Harry Shively (Louise’s father) and Bill Stauder had made arrangements to get a load of, freshly cut, alfalfa hay from a farmer whose hay field was located along side a railroad track near Noah’s Lake, east of Three Rivers. The nearest access to the hay field was from a road crossing about a half mile east of the field, then along the railroad right-of-way, to a gate that allowed entrance to the field.

In as much as I was a suitor of Harry’s daughter, Louise, I was asked to go along to help load the hay. You can imagine that, under the circumstances, the invitation might have been interpreted more as a command than as an invitation.
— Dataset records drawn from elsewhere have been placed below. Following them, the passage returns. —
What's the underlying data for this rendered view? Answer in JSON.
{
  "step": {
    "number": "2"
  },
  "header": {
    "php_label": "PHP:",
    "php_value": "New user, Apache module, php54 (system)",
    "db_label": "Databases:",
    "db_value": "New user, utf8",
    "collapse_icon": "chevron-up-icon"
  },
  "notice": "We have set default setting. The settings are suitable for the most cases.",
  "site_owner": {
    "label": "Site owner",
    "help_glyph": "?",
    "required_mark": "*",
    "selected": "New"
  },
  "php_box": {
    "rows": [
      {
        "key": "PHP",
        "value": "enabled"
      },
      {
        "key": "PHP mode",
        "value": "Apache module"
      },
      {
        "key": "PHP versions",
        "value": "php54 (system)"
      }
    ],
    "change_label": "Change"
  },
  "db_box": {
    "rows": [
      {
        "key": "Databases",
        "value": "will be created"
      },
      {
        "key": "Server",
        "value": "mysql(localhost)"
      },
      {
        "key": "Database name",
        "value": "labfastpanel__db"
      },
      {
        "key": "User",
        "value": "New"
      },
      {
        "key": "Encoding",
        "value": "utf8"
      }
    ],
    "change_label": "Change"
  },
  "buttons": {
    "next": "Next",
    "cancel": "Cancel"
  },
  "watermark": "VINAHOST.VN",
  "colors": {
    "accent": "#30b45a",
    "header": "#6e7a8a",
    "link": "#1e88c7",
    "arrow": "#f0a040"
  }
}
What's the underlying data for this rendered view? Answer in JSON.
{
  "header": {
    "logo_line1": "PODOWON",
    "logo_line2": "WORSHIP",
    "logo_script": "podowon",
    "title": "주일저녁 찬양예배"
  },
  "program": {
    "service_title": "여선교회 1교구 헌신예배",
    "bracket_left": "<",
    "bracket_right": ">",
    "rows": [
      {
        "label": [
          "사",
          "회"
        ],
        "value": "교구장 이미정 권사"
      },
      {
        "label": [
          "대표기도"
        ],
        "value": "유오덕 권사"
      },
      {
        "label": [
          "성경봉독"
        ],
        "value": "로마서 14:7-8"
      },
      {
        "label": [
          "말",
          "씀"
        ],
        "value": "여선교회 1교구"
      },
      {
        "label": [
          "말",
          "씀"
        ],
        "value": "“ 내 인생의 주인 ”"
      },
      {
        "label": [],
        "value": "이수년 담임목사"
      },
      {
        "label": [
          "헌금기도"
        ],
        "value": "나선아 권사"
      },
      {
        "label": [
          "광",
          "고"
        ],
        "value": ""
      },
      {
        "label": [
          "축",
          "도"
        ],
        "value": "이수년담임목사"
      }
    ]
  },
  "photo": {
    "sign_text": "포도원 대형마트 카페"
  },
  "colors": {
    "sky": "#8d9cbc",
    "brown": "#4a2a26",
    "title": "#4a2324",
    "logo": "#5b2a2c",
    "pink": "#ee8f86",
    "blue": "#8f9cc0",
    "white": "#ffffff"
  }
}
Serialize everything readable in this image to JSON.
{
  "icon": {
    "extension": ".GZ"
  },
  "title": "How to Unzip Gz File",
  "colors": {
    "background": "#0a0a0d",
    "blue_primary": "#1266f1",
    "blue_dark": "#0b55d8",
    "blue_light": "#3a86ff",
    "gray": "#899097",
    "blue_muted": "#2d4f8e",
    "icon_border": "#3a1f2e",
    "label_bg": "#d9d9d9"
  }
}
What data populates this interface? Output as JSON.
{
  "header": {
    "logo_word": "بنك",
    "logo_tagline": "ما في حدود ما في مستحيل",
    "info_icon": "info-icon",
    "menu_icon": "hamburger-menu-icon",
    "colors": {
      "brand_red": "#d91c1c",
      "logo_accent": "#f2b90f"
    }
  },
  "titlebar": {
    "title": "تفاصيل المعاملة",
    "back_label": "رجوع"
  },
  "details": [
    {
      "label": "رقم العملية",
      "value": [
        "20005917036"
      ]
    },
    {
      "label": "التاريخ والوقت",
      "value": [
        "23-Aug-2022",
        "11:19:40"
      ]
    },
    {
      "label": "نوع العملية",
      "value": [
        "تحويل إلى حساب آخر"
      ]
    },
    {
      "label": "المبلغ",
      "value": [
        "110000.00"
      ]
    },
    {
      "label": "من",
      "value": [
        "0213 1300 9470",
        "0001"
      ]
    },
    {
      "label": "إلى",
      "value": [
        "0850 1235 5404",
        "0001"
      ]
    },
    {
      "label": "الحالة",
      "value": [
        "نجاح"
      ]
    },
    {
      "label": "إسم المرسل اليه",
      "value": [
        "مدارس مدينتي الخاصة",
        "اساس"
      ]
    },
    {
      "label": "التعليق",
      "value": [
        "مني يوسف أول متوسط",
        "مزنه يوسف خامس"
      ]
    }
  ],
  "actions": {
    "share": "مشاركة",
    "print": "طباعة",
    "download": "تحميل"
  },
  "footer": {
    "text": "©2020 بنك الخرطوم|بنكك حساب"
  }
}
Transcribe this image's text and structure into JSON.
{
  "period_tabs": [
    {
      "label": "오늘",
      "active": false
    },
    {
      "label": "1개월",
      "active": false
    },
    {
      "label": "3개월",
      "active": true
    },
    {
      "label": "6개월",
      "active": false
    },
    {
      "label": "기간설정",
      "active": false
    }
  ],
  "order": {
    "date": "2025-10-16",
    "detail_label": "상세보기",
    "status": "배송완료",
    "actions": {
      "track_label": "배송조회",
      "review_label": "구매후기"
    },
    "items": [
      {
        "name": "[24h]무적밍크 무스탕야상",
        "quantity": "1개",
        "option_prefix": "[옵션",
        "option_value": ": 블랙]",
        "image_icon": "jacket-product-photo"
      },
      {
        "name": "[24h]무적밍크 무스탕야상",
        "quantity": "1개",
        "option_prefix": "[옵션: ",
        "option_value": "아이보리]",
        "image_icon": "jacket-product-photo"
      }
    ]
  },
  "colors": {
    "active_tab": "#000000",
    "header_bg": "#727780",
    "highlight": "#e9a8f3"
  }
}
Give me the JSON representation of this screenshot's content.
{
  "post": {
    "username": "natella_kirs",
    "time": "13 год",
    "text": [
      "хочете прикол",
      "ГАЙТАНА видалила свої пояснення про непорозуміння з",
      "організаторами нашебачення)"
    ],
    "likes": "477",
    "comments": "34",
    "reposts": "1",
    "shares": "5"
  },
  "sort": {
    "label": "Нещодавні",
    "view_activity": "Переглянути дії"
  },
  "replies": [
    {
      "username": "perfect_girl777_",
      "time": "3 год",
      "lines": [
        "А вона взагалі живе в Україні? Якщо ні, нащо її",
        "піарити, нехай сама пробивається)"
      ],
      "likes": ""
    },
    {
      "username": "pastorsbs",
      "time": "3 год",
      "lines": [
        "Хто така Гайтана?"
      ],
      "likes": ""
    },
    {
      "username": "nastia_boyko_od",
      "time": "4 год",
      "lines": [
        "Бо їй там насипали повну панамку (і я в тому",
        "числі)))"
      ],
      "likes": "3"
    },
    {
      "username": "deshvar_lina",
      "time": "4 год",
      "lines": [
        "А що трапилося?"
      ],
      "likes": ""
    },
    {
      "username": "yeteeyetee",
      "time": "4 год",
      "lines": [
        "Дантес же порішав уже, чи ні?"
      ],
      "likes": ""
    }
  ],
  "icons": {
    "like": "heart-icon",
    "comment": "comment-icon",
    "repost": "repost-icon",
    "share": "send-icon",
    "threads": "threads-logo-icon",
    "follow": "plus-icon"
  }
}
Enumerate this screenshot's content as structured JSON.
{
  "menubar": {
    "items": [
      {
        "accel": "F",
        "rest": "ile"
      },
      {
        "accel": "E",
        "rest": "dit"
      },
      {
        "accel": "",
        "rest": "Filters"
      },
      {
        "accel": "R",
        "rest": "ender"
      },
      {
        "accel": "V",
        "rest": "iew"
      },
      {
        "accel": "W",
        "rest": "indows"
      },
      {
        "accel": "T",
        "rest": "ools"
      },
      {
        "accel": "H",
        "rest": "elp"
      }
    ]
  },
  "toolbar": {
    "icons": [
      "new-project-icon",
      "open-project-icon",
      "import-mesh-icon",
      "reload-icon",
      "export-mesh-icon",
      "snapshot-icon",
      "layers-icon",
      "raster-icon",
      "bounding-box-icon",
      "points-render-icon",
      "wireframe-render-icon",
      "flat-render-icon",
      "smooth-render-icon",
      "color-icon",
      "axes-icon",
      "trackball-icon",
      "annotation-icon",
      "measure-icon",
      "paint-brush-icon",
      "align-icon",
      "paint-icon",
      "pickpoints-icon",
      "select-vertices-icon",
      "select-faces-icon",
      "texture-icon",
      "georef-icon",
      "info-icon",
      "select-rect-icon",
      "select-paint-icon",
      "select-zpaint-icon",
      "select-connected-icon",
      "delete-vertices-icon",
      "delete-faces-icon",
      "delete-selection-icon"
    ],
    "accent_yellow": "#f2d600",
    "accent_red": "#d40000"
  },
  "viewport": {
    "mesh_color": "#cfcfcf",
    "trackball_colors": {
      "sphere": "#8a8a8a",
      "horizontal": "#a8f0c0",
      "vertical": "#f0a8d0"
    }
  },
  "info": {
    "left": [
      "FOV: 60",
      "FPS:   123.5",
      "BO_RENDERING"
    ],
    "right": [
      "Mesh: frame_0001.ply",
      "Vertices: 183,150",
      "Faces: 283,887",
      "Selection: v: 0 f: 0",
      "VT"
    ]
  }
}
In any event I went along, thinking that they would probably want me to pitch the hay, from the ground, up to one or the other of the two senior members of the enterprise. They would then properly arrange it on the hay rack so that it could endure the trip along the rough terrain of the railroad right-of-way.

I later discovered that the above was not to be my role in the project. It was when we first got ready to start loading the loose hay onto the hay rack that I discovered that I was to be the one who would properly arrange the hay for transportation. If I remember correctly, the reasoning by the purchaser of the hay (Harry Shively), and the owner of the team of horses and the wagon (Bill Stauder) was that, in as much as I had worked for several of the bigger farmers in the area I surely must know how to load the hay so that it would stay on the wagon and the load would not tip over. What they did not know was that I had never performed that stunt, but I was too bull headed to let them know that there might be something that I didn’t know.

The two of them started to pitch the hay up to me, and I proceeded to arrange it in a pattern that I thought looked like the way that I remembered my Dad having done the same thing. The temperature and humidity, at the time of this event, must have been at least as high as it is today, because between the two, six foot, 200 pound farmers pitching the hay and my inexperience, at loading it, caused me to feel pretty much the same as I do right now.

By the time those two characters got tired of throwing hay at me, we had a load so big and so high that I couldn’t get down off the load and they couldn’t get up on to it. As a result it was up to me to maneuver that, top heavy, load, back out to the road, over that rough railroad right-of-way.

When I look back on it now, I remember that neither Bill nor Harry wanted to ride with me on the load. They didn’t have anymore confidence in my abilities than I did. Believe it or not, all of that hay stayed on the rack and the wagon stayed right side up, all of the four miles home.


This story has nothing to do with copying slides and prints, making home brew, firing a steam boiler or planting Christmas trees, in fact, it has little to do with anything of consequence, for anyone other than me. It is 3:30 in the afternoon of June 30, 1993, and I have just entered our air conditioned home after having mowed the lawn, in what the thermometer says is eighty plus degrees temperature. That’s what the thermometer says, but it doesn’t say that the humidity is about the same. This temperature and humidity has reminded me of an event that took place a couple of years before Louise and I were married.